Focus

Focus Archive

Workplace Health Without Borders

November 2011

In the Spring of 2011, a group of occupational hygienists and other activists came together in Toronto, Canada to found Workplace Health Without Borders, a not-for-profit organisation, to address these issues. WHWB hopes to incorporate ideas from, and work with other groups who have set up similar organisations.

Building on ideas explored by occupational hygienists in Norway, the United States and elsewhere, Workplace Health Without Borders has the goal of engaging volunteers in improving workplace health in those regions of the world with under-served worker populations. The focus of WHWB is to provide workers and employers with technical assistance, training and skills development to help them to develop the capacity and infrastructure to manage and improve the health conditions in their workplaces. WHWB intent is also to focus on helping Non-Governmental Organizations (NGOs) who serve communities and workplaces in developing countries to integrate occupational health into their work.
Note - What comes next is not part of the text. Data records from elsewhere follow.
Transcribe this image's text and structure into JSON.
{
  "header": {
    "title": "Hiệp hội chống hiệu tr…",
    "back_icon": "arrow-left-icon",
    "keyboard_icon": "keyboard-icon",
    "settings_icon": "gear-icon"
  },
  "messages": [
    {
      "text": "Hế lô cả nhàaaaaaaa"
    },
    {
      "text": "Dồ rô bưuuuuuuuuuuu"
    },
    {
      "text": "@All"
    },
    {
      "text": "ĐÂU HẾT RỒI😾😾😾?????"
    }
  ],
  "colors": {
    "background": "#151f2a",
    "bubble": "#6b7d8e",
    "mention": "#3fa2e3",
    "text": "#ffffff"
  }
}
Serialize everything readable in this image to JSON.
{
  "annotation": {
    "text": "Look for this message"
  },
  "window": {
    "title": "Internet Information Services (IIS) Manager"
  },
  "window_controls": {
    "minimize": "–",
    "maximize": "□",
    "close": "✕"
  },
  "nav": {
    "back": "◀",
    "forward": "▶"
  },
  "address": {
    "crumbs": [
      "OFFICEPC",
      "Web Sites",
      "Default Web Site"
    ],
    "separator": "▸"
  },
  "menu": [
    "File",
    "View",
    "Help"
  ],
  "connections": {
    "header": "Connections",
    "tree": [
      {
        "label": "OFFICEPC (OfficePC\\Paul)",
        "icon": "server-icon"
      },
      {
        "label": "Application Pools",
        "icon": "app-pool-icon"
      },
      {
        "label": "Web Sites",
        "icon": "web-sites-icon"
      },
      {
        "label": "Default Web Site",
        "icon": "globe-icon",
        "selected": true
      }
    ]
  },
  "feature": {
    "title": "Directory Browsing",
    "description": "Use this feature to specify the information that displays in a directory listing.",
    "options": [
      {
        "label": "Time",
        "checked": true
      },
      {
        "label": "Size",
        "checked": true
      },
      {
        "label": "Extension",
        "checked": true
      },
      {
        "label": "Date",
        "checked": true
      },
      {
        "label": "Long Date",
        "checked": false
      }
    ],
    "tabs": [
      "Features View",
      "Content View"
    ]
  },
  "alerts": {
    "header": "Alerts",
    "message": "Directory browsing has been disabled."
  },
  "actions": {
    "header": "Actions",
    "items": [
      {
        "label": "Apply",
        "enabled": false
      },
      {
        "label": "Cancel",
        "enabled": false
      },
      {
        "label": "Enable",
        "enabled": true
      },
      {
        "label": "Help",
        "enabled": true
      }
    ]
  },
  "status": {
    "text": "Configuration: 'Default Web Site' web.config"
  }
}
Interest in WHWB is growing rapidly. Nearly 40 people attended a meeting at the AIHce in Portland, USA on 18 May 2011, and everyone who attended agreed to join and volunteer in one capacity or another. There is still a need for enthusiastic volunteers. Whatever your area of interest, if you are interested in the concept of a globally active occupational hygiene group, there is a place for you with WHWB.

The WHWB web site www.whwb.org contains links to other resources and relevant organisations.

WHWB's Vision - A world where workers do not get sick because of their work.

According to the World Health Organization (WHO), almost 2/3 of the world's 3 billion workers are employed in unhealthy and unsafe working conditions. The International Labour Organization (ILO) reports nearly 2 million deaths each year from occupational disease. In addition, about 160 million of the world's workers get sick every year due to non-fatal occupational diseases. Most of the world's workers do not have access to occupational hygiene expertise. They lack the resources, knowledge and technology to identify and control workplace exposure to disease-causing agents such as chemicals, microorganisms, noise and radiation.